Abstract

Introduction: The variation in medical cost by risk stratification using history, electrocardiogram, age, risk factors and troponin (HEART), after an emergency department (ED) evaluation for suspected acute coronary syndrome (ACS), is not well understood. Hypothesis: We hypothesized that annual total all cause cost will increase significantly with increasing HEART score and the primary driver of the total cost will be cardiovascular disease (CVD) related care.

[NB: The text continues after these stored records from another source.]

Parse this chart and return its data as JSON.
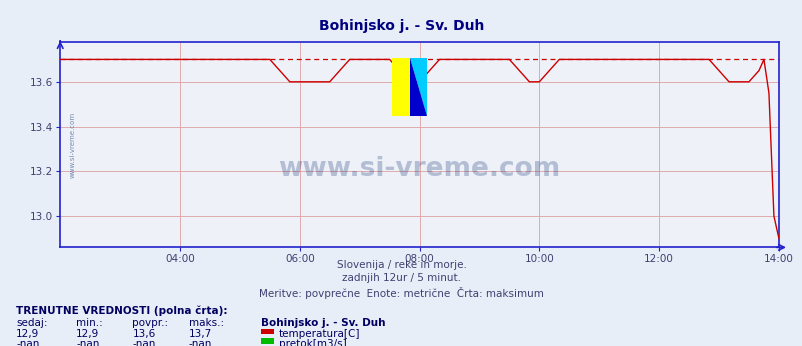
{
  "title": "Bohinjsko j. - Sv. Duh",
  "title_color": "#000080",
  "bg_color": "#e8eef8",
  "plot_bg_color": "#eef2f8",
  "line_color": "#cc0000",
  "dashed_line_color": "#cc0000",
  "axis_color": "#2222cc",
  "grid_color": "#dda0a0",
  "text_color": "#404070",
  "watermark_color": "#1a3a7a",
  "xlim": [
    0,
    144
  ],
  "ylim": [
    12.86,
    13.78
  ],
  "yticks": [
    13.0,
    13.2,
    13.4,
    13.6
  ],
  "xtick_labels": [
    "04:00",
    "06:00",
    "08:00",
    "10:00",
    "12:00",
    "14:00"
  ],
  "xtick_positions": [
    24,
    48,
    72,
    96,
    120,
    144
  ],
  "max_value": 13.7,
  "subtitle1": "Slovenija / reke in morje.",
  "subtitle2": "zadnjih 12ur / 5 minut.",
  "subtitle3": "Meritve: povprečne  Enote: metrične  Črta: maksimum",
  "legend_title": "TRENUTNE VREDNOSTI (polna črta):",
  "col_headers": [
    "sedaj:",
    "min.:",
    "povpr.:",
    "maks.:",
    "Bohinjsko j. - Sv. Duh"
  ],
  "row1": [
    "12,9",
    "12,9",
    "13,6",
    "13,7",
    "temperatura[C]"
  ],
  "row2": [
    "-nan",
    "-nan",
    "-nan",
    "-nan",
    "pretok[m3/s]"
  ],
  "temp_legend_color": "#cc0000",
  "flow_legend_color": "#00bb00",
  "watermark_text": "www.si-vreme.com",
  "logo_yellow": "#ffff00",
  "logo_cyan": "#00ccff",
  "logo_blue": "#0000cc"
}
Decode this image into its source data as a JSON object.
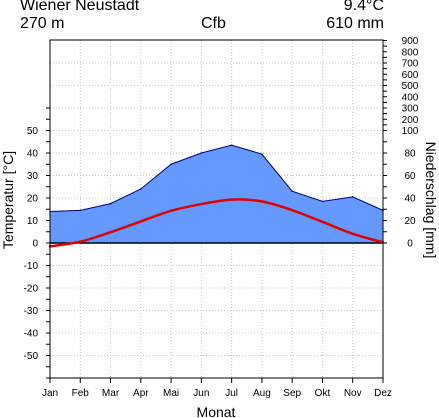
{
  "header": {
    "station": "Wiener Neustadt",
    "annual_temp": "9.4°C",
    "elevation": "270 m",
    "climate_class": "Cfb",
    "annual_precip": "610 mm"
  },
  "chart_data": {
    "type": "line",
    "categories": [
      "Jan",
      "Feb",
      "Mar",
      "Apr",
      "Mai",
      "Jun",
      "Jul",
      "Aug",
      "Sep",
      "Okt",
      "Nov",
      "Dez"
    ],
    "xlabel": "Monat",
    "ylabel_left": "Temperatur [°C]",
    "ylabel_right": "Niederschlag [mm]",
    "temp_ylim": [
      -60,
      60
    ],
    "left_ticks": [
      "50",
      "40",
      "30",
      "20",
      "10",
      "0",
      "-10",
      "-20",
      "-30",
      "-40",
      "-50"
    ],
    "right_ticks": [
      "900",
      "800",
      "700",
      "600",
      "500",
      "400",
      "300",
      "200",
      "100",
      "80",
      "60",
      "40",
      "20",
      "0"
    ],
    "grid": true,
    "series": [
      {
        "key": "precip",
        "values": [
          28,
          29,
          35,
          48,
          70,
          80,
          87,
          79,
          46,
          37,
          41,
          29
        ],
        "fill_color": "#6699ff",
        "line_color": "#000080"
      },
      {
        "key": "temp",
        "values": [
          -1.5,
          0.6,
          4.8,
          9.6,
          14.3,
          17.3,
          19.3,
          18.5,
          14.6,
          9.4,
          4.1,
          0.3
        ],
        "line_color": "#dd0000"
      }
    ]
  }
}
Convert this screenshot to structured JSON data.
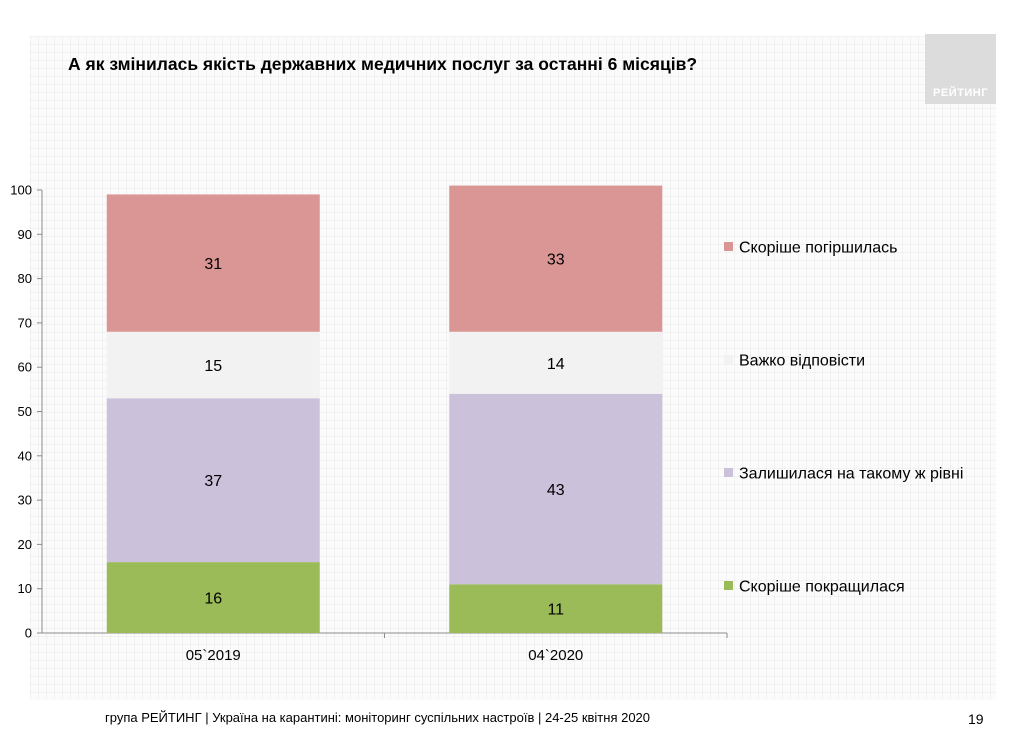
{
  "title": "А як змінилась якість державних медичних послуг за останні 6 місяців?",
  "logo_text": "РЕЙТИНГ",
  "footer": "група РЕЙТИНГ | Україна на карантині: моніторинг суспільних настроїв  | 24-25 квітня  2020",
  "page_number": "19",
  "chart_data": {
    "type": "bar",
    "stacked": true,
    "categories": [
      "05`2019",
      "04`2020"
    ],
    "series": [
      {
        "name": "Скоріше покращилася",
        "values": [
          16,
          11
        ],
        "color": "#9bbb59"
      },
      {
        "name": "Залишилася на такому ж рівні",
        "values": [
          37,
          43
        ],
        "color": "#ccc1da"
      },
      {
        "name": "Важко відповісти",
        "values": [
          15,
          14
        ],
        "color": "#f2f2f2"
      },
      {
        "name": "Скоріше погіршилась",
        "values": [
          31,
          33
        ],
        "color": "#d99694"
      }
    ],
    "ylim": [
      0,
      100
    ],
    "yticks": [
      0,
      10,
      20,
      30,
      40,
      50,
      60,
      70,
      80,
      90,
      100
    ],
    "legend_position": "right",
    "grid": false
  }
}
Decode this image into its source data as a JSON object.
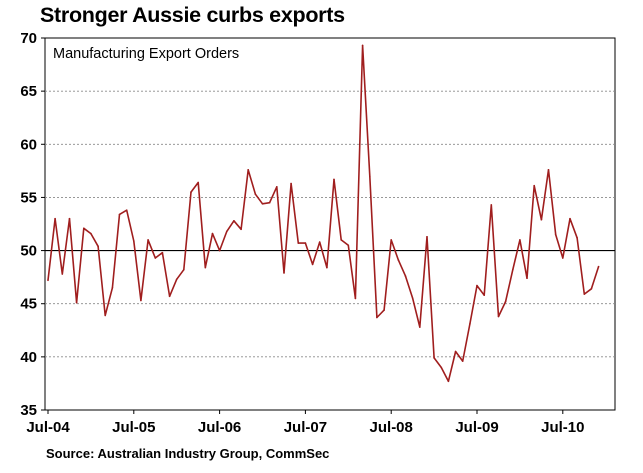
{
  "chart_data": {
    "type": "line",
    "title": "Stronger Aussie curbs exports",
    "series_label": "Manufacturing Export Orders",
    "source": "Source: Australian Industry Group, CommSec",
    "ylim": [
      35,
      70
    ],
    "yticks": [
      35,
      40,
      45,
      50,
      55,
      60,
      65,
      70
    ],
    "reference_line": 50,
    "grid": "horizontal dashed",
    "x_tick_labels": [
      "Jul-04",
      "Jul-05",
      "Jul-06",
      "Jul-07",
      "Jul-08",
      "Jul-09",
      "Jul-10"
    ],
    "x_start": "Jul-04",
    "series": [
      {
        "name": "Manufacturing Export Orders",
        "color": "#a01e1e",
        "values": [
          47.2,
          53.0,
          47.8,
          53.0,
          45.1,
          52.1,
          51.6,
          50.4,
          43.9,
          46.5,
          53.4,
          53.8,
          50.9,
          45.3,
          51.0,
          49.3,
          49.8,
          45.7,
          47.3,
          48.2,
          55.5,
          56.4,
          48.4,
          51.6,
          50.0,
          51.8,
          52.8,
          52.0,
          57.6,
          55.3,
          54.4,
          54.5,
          56.0,
          47.9,
          56.3,
          50.7,
          50.7,
          48.7,
          50.8,
          48.4,
          56.7,
          51.0,
          50.5,
          45.5,
          69.3,
          57.0,
          43.7,
          44.4,
          51.0,
          49.1,
          47.6,
          45.5,
          42.8,
          51.3,
          39.9,
          39.0,
          37.7,
          40.5,
          39.6,
          43.1,
          46.7,
          45.8,
          54.3,
          43.8,
          45.2,
          48.2,
          51.0,
          47.4,
          56.1,
          52.9,
          57.6,
          51.5,
          49.3,
          53.0,
          51.2,
          45.9,
          46.4,
          48.5
        ]
      }
    ]
  }
}
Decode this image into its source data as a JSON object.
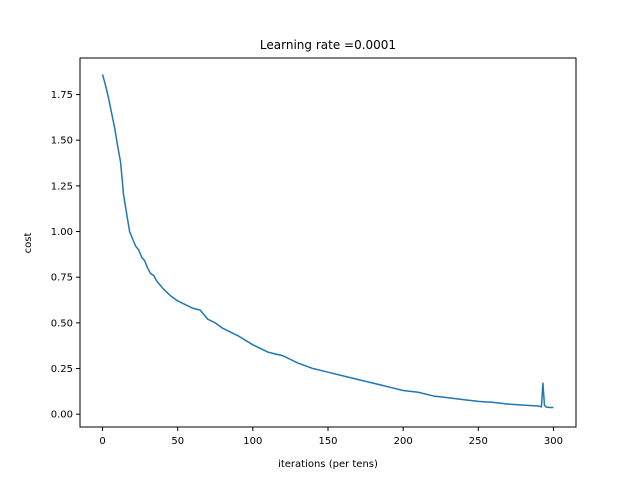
{
  "chart_data": {
    "type": "line",
    "title": "Learning rate =0.0001",
    "xlabel": "iterations (per tens)",
    "ylabel": "cost",
    "xlim": [
      -15,
      315
    ],
    "ylim": [
      -0.07,
      1.95
    ],
    "xticks": [
      0,
      50,
      100,
      150,
      200,
      250,
      300
    ],
    "xtick_labels": [
      "0",
      "50",
      "100",
      "150",
      "200",
      "250",
      "300"
    ],
    "yticks": [
      0.0,
      0.25,
      0.5,
      0.75,
      1.0,
      1.25,
      1.5,
      1.75
    ],
    "ytick_labels": [
      "0.00",
      "0.25",
      "0.50",
      "0.75",
      "1.00",
      "1.25",
      "1.50",
      "1.75"
    ],
    "grid": false,
    "color": "#1f77b4",
    "series": [
      {
        "x": [
          0,
          2,
          4,
          6,
          8,
          10,
          12,
          14,
          16,
          18,
          20,
          22,
          24,
          26,
          28,
          30,
          32,
          34,
          36,
          38,
          40,
          45,
          50,
          55,
          60,
          65,
          70,
          75,
          80,
          90,
          100,
          110,
          120,
          130,
          140,
          150,
          160,
          170,
          180,
          190,
          200,
          210,
          220,
          230,
          240,
          250,
          260,
          270,
          280,
          290,
          292,
          293,
          294,
          295,
          296,
          298,
          300
        ],
        "y": [
          1.86,
          1.8,
          1.73,
          1.65,
          1.57,
          1.47,
          1.38,
          1.2,
          1.1,
          1.0,
          0.96,
          0.92,
          0.9,
          0.86,
          0.84,
          0.8,
          0.77,
          0.76,
          0.73,
          0.71,
          0.69,
          0.65,
          0.62,
          0.6,
          0.58,
          0.57,
          0.52,
          0.5,
          0.47,
          0.43,
          0.38,
          0.34,
          0.32,
          0.28,
          0.25,
          0.23,
          0.21,
          0.19,
          0.17,
          0.15,
          0.13,
          0.12,
          0.1,
          0.09,
          0.08,
          0.07,
          0.065,
          0.055,
          0.05,
          0.045,
          0.04,
          0.17,
          0.05,
          0.04,
          0.038,
          0.037,
          0.037
        ]
      }
    ]
  }
}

Methods: This was a retrospective cohort study of adults (age ≥18) with chest pain and complete data for HEART score, presenting at EDs within the Kaiser Permanente Southern California health system from 1/2016-12/2018. We analyzed direct medical cost associated with medical office visits, hospital facility and ED visits, pharmacy utilization, hospice stays, skilled nursing stays, home health, dialysis, laboratory, and radiology utilization during the 1-year following the index ED visit. Stratified by HEART score categories, we used one part and two part generalized linear models (log link & gamma family distribution) adjusted for socio-demographics, cardiovascular disease (CVD) history and treatment and non-CVD comorbidities, to estimate average adjusted total all cause expenditure as well as subgroups of utilization. Results: The cohort included 33,990 patients (60% Low risk; 37% intermediate risk and 3% high risk). The adjusted annual total cost varied from $6,544 (95% CI $6,228 to $6,860) in the low risk to $21,210 ($19,458 to $22,962) in the high-risk group (Table 1). In each group, the primary driver of total cost was CVD related care accounting for 41% to 46% of total cost. CVD care provided in a hospital setting accounted for 44%-76% of CVD total cost. Conclusions: Increased follow-up medical office visits, improved medications and lifestyle management may reduce the near exponential increase in cost driven by catastrophic hospital utilization, in higher HEART risk stratified patients.